In 1867, at an art museum in Basel, Switzerland, the great Russian novelist Fyodor Dostoevsky stood frozen before Hans Holbein’s painting The Body of the Dead Christ in the Tomb. The canvas, stripped of romantic radiance or sacred beauty, portrayed only torn flesh and the raw traces of a brutal death. It shocked him deeply. “Looking at this painting, one could even lose one’s faith,” he reportedly said. Yet this shuddering encounter paradoxically touches the deepest abyss of Christian faith: the reality of Christ’s “self-emptying.” David Jang leads us precisely to this point—the mystery of the Incarnation, in which God descended into the most miserable depths of human reality. His exposition draws us beyond the festive lights of Christmas and brings us face to face with the cold wood of the manger and the heavy theological truth hidden in the suffering of the cross.
The Kenosis of Holy Love That Emptied the Throne of Glory
The so-called “Christ hymn” in Philippians 2 is one of the most beautiful confessions of faith breathed by the early church. David Jang reads this passage not merely as a moral example or psychological encouragement, but as a vast Christological declaration that overturns human history and the order of power. The paradox of “kenosis”—that the divine Son did not cling to glory but emptied Himself and took the form of a servant—does not mean the loss of divinity or weakness. Rather, it is active obedience: the willing surrender of every privilege in order to infinitely extend love toward others. In a world obsessed with rising upward and grasping glory, this voluntary emptying that flows downward is the only way to redeem the world at its root.

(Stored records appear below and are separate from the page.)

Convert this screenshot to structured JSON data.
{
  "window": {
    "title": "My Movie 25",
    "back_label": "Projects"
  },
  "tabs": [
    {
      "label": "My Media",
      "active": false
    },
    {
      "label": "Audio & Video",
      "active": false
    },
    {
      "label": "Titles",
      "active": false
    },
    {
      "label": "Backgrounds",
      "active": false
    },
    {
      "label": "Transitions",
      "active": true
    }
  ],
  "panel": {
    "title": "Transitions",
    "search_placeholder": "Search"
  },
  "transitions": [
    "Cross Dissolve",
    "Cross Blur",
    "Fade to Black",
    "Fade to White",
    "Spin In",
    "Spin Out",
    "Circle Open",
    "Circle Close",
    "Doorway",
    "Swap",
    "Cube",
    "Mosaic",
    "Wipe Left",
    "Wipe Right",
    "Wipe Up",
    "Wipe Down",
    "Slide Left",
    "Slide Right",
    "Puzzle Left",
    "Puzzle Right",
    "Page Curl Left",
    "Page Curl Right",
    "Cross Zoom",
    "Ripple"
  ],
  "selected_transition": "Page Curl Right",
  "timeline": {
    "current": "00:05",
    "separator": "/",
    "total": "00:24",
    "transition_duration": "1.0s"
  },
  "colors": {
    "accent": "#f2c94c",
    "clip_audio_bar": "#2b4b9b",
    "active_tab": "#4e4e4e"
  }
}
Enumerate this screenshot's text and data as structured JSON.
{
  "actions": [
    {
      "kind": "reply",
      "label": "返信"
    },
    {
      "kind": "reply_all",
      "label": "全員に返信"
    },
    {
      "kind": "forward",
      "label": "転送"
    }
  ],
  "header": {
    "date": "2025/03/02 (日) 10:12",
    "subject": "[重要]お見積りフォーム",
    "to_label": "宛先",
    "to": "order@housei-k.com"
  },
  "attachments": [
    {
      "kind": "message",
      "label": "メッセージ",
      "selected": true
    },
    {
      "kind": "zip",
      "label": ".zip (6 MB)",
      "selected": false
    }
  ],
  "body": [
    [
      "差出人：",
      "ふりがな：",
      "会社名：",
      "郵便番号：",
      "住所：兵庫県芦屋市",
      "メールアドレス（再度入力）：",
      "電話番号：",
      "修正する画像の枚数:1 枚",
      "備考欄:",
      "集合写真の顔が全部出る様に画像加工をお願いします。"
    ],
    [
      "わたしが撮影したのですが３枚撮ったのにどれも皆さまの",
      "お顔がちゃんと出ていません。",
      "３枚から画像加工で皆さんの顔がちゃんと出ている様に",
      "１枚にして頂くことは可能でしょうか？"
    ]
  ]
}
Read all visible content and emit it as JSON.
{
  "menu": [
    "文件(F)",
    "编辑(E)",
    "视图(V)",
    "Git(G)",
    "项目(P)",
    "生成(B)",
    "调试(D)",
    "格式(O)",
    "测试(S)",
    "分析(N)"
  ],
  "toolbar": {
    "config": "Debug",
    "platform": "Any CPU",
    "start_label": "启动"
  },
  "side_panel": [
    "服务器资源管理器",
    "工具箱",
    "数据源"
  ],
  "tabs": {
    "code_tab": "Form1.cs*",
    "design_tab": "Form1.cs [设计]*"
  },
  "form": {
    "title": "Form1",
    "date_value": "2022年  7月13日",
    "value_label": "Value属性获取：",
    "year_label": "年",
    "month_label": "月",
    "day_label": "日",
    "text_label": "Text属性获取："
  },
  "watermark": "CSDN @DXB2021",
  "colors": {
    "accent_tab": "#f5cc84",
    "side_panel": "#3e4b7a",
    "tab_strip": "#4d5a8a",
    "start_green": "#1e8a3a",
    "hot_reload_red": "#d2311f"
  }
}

The Solidarity of Life Rising from the Cold Manger
The kings of the world are born in splendid palaces and guarded by armies, but the King of Peace took His first breath in a foul-smelling stable, driven there by an imperial census. Like the quiet corridor of Fra Angelico’s Annunciation in the convent of San Marco in Florence, true grace does not arrive as a dazzling display of power. It quietly enters the most humble and restrained places of ordinary life. The Incarnation is not an abstract consolation sent from a distant heaven. It is an event of fierce solidarity, in which God Himself entered the very center of human fear, loneliness, sickness, and failure. Just as a single candle in Georges de La Tour’s paintings cuts through darkness and illumines life, God knocks on the closed door of our souls not through the language of strength, but through the passageway of weakness.
The Gospel of the Cross That Stitches a Wounded World
This journey of the Incarnation inevitably moves toward the cross, the supreme point of radical self-emptying. Unlike the wisdom of empires that subdue the world through power and violence, the wisdom of God disables the cycle of hatred by enduring violence in His own body. Within the providence testified to in Ephesians—the reconciliation of all things—the gospel expands beyond personal comfort into hope for cosmic restoration and public justice. This truth, drawn from deep biblical meditation, clearly reminds the church where it must stand today amid economic exploitation, ecological crisis, and a world torn apart by division. True repentance cannot remain as emotional regret over the past. It must be proven through a “change of place”: laying down the sharp blade that condemns others and participating in the pain of broken structures.
A Quiet Call to Descend to the Margins of Life
Christ’s profound humility is finally completed in the victorious narrative in which God exalts Him above all things. Yet this victory is not the glory of domination celebrated by the world. It is a public declaration that the love of the cross, which places the weak at the center, has become the eternal standard of all creation. If the praise sung in splendid sanctuaries is not to dissolve into empty noise, the mystery of this humility must transform the very constitution of the church community and turn the direction of leadership radically downward. David Jang’s preaching fervently calls for the Word not to remain trapped in pale speculation, but to walk into the context of wounded neighbors and become living warmth.
All things sprout and the dry earth is watered when life flows from above to below. Our faith, too, must tear down the Babel tower built by knowledge and pride, and willingly flow toward our neighbors, toward the lowest places where the sorrowful dwell. Only then can it shine with the light of life. Standing quietly beneath the noble cross of the One who abandoned the heavenly throne and descended even into the dark reality of the cold tomb, we are left with one question: Is the place where you wish to remain today a high place flooded with people’s admiration, or is it the narrow and lowly place where lost souls are desperately waiting for your small act of hospitality?